On December 2, the Supreme court ordered the central government to install recording devices and CCTV cameras in CBI, ED and NIA offices, especially in interrogation and custody rooms.
The bench of the apex court said that all the Union Territories and states have to assure the installation of CCTV cameras in every police station including the lock-ups, entry and exit gates, corridors and reception in a way that leaves no space without surveillance. This was important to be taken into consideration as there have been several instances of human rights violations in such law enforcement offices.
For instance, on October 24, a 13-year old girl was raped in a police station in Odisha by four officers. In 2014, an Indian woman was gang-raped in a police station in Uttar Pradesh when she had gone to get her husband released from the police custody. Another girl was raped in a police station in New Delhi later the police demanded Rs 5,00,000 rupees from her.
The annual report on torture 2019, reported 125 deaths in police custody and 1,606 deaths in the judicial custody in India.
It was also stated that the surveillance system should be well-equipped with audio, video and night monitoring. The court had made it mandatory for all the states and union territories to acquire systems that would store data for a minimum of one year.
The interrogations of the accused take place in these offices, this is the reason that CCTV surveillance is made mandatory. In 2018, the supreme court had given the verdict regarding the installation of CCTV cameras in all the police station across the country.
The apex court, in September, had questioned the states for the location of the CCTV cameras in the police stations with regard to the 2018 order.
The court had received the reports and compliance affidavits of 14 states by November 24 however several of them did not manage to reveal the locations and details of the CCTV cameras in the police stations.
They have decided that the next hearing on January 27, they have asked all the states to file their reports in six weeks explaining their execution plan and schedule for the compliance of the order.

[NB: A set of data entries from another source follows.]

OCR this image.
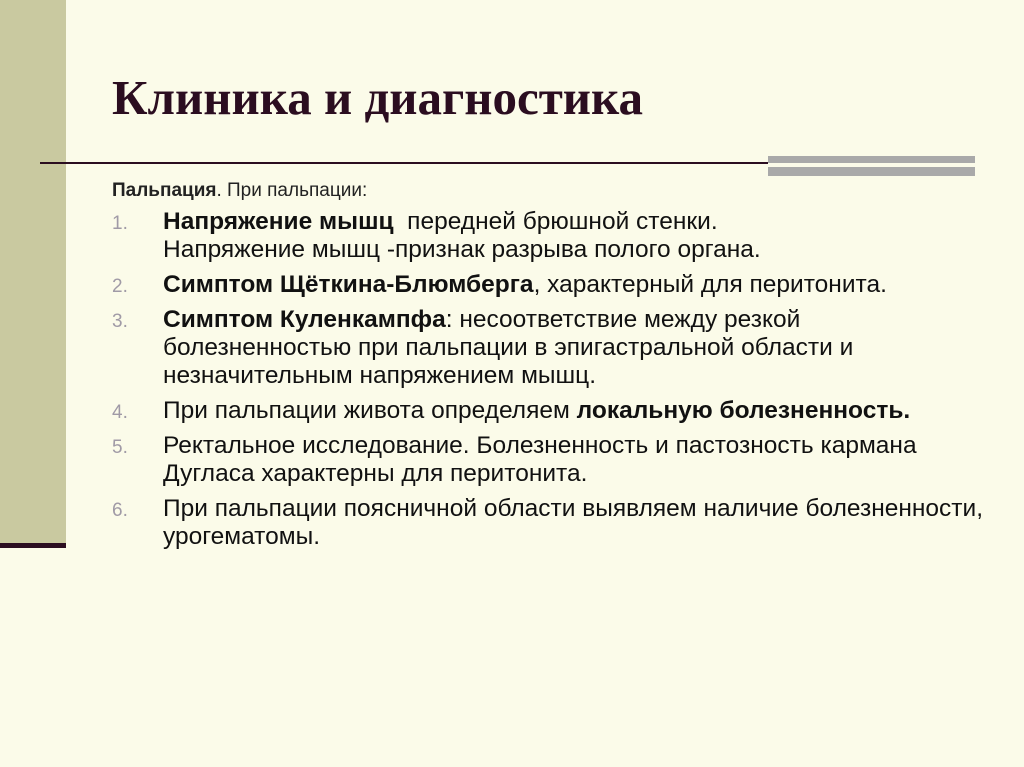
Клиника и диагностика

Пальпация. При пальпации:

1. Напряжение мышц  передней брюшной стенки.
Напряжение мышц -признак разрыва полого органа.
2. Симптом Щёткина-Блюмберга, характерный для перитонита.
3. Симптом Куленкампфа: несоответствие между резкой болезненностью при пальпации в эпигастральной области и незначительным напряжением мышц.
4. При пальпации живота определяем локальную болезненность.
5. Ректальное исследование. Болезненность и пастозность кармана Дугласа характерны для перитонита.
6. При пальпации поясничной области выявляем наличие болезненности, урогематомы.
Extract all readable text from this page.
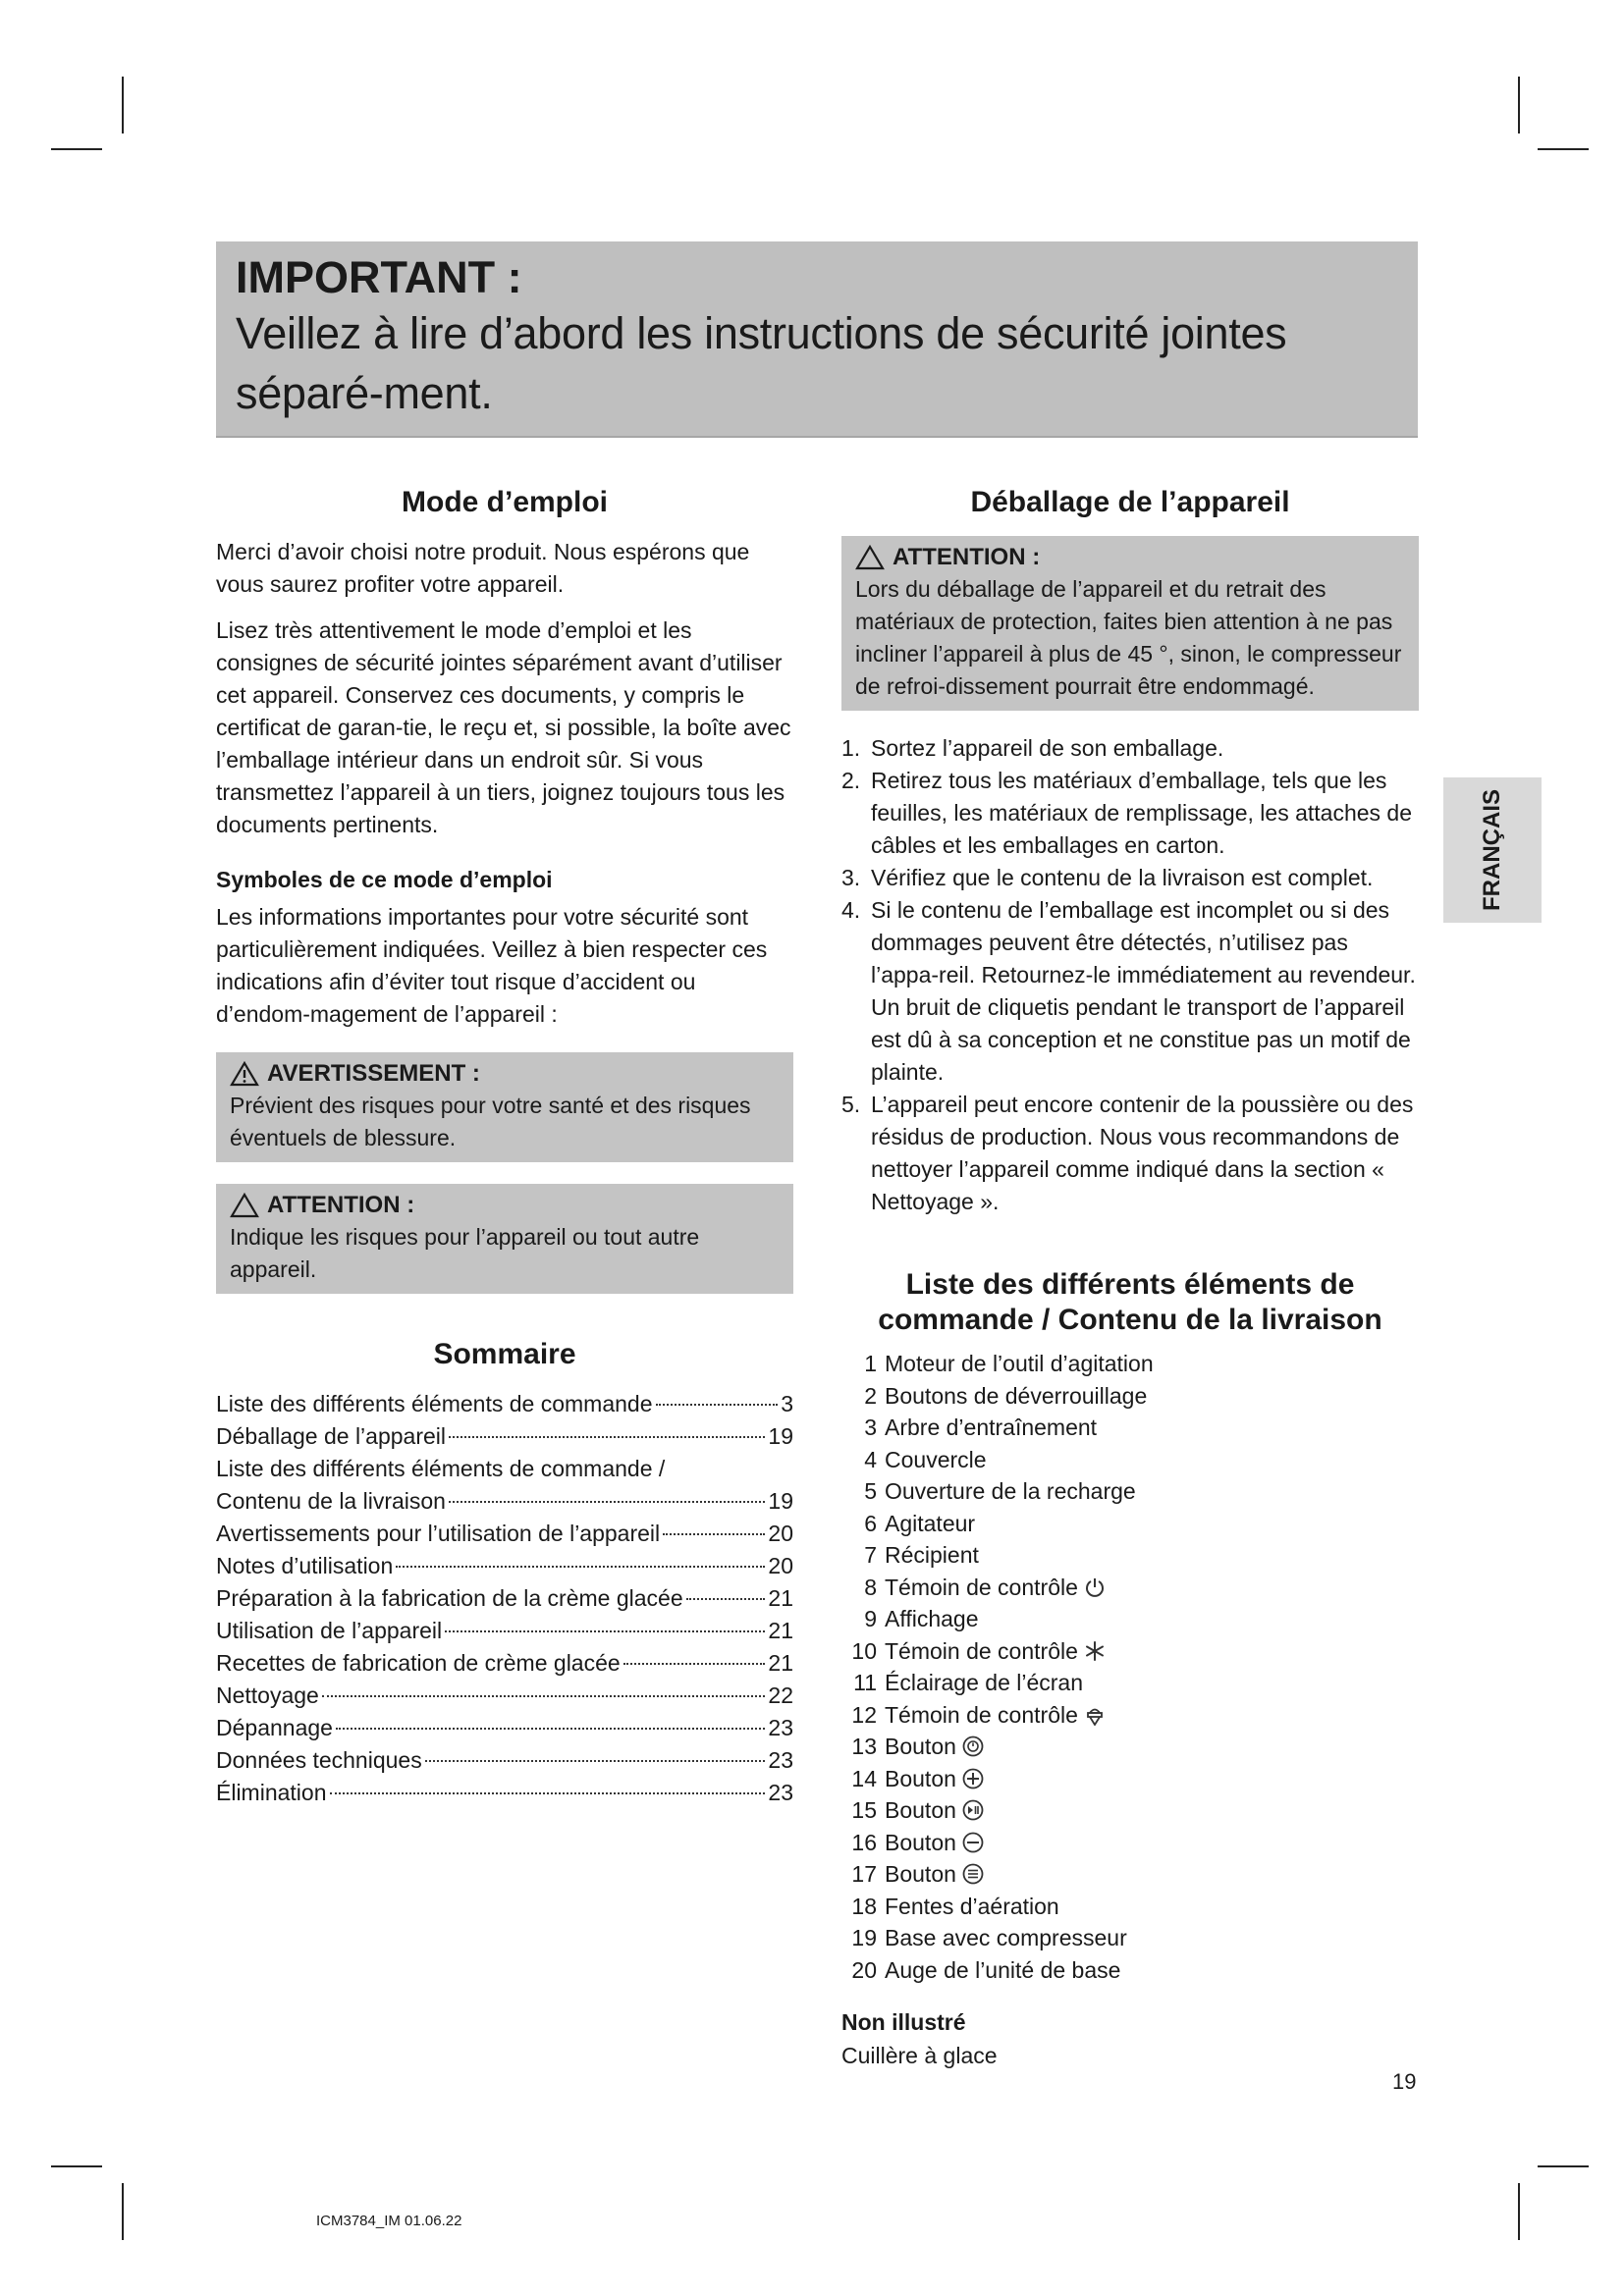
IMPORTANT :
Veillez à lire d’abord les instructions de sécurité jointes séparé-ment.
Mode d’emploi

Merci d’avoir choisi notre produit. Nous espérons que vous saurez profiter votre appareil.

Lisez très attentivement le mode d’emploi et les consignes de sécurité jointes séparément avant d’utiliser cet appareil. Conservez ces documents, y compris le certificat de garan-tie, le reçu et, si possible, la boîte avec l’emballage intérieur dans un endroit sûr. Si vous transmettez l’appareil à un tiers, joignez toujours tous les documents pertinents.

Symboles de ce mode d’emploi

Les informations importantes pour votre sécurité sont particulièrement indiquées. Veillez à bien respecter ces indications afin d’éviter tout risque d’accident ou d’endom-magement de l’appareil :

AVERTISSEMENT :
Prévient des risques pour votre santé et des risques éventuels de blessure.
ATTENTION :
Indique les risques pour l’appareil ou tout autre appareil.
Sommaire
Liste des différents éléments de commande	3
Déballage de l’appareil	19
Liste des différents éléments de commande /
Contenu de la livraison	19
Avertissements pour l’utilisation de l’appareil	20
Notes d’utilisation	20
Préparation à la fabrication de la crème glacée	21
Utilisation de l’appareil	21
Recettes de fabrication de crème glacée	21
Nettoyage	22
Dépannage	23
Données techniques	23
Élimination	23
Déballage de l’appareil
ATTENTION :
Lors du déballage de l’appareil et du retrait des matériaux de protection, faites bien attention à ne pas incliner l’appareil à plus de 45 °, sinon, le compresseur de refroi-dissement pourrait être endommagé.
1. Sortez l’appareil de son emballage.
2. Retirez tous les matériaux d’emballage, tels que les feuilles, les matériaux de remplissage, les attaches de câbles et les emballages en carton.
3. Vérifiez que le contenu de la livraison est complet.
4. Si le contenu de l’emballage est incomplet ou si des dommages peuvent être détectés, n’utilisez pas l’appa-reil. Retournez-le immédiatement au revendeur. Un bruit de cliquetis pendant le transport de l’appareil est dû à sa conception et ne constitue pas un motif de plainte.
5. L’appareil peut encore contenir de la poussière ou des résidus de production. Nous vous recommandons de nettoyer l’appareil comme indiqué dans la section « Nettoyage ».
Liste des différents éléments de
commande / Contenu de la livraison
1 Moteur de l’outil d’agitation
2 Boutons de déverrouillage
3 Arbre d’entraînement
4 Couvercle
5 Ouverture de la recharge
6 Agitateur
7 Récipient
8 Témoin de contrôle
9 Affichage
10 Témoin de contrôle
11 Éclairage de l’écran
12 Témoin de contrôle
13 Bouton
14 Bouton
15 Bouton
16 Bouton
17 Bouton
18 Fentes d’aération
19 Base avec compresseur
20 Auge de l’unité de base
Non illustré

Cuillère à glace

FRANÇAIS
19
ICM3784_IM 01.06.22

In order to prevent violence and abuse, to check for the videography of the crime, a Central Oversight Committee is to be set up in each state.
In the state-level oversight committee, the body consists of the secretary or additional secretary of the finance department and the home department along with the Director-General or Inspector General of Police including the chairperson of the state women’s commission. They are responsible for acquirement, distribution and installation of the surveillance equipment including the allocation of the budget.
Even the district-level oversight committee will include the divisional, regional or the revenue commissioner, the superintendent of police, the district magistrate even the municipality’s mayor and the head of the Zilla Panchayat. They are obligated for the functioning and reviewal of footages of police stations to prevent the human rights violations which were not reported. Including coordination with the state-house officer, who is accountable for the maintenance and operations of the CCTV cameras of the stations.
There are certain areas where the system is not expected to work due to frequent power cuts and low network, the surveillance systems will not work. In this case, the states and the Union Territories are meant to provide funds for providing the same by installing solar and wind energy conservation devices.
The supreme court has directed that the CCTV recording should be backed up for a minimum period of six months as it is the right of the victim to seek the recording in case of any violence or abuse.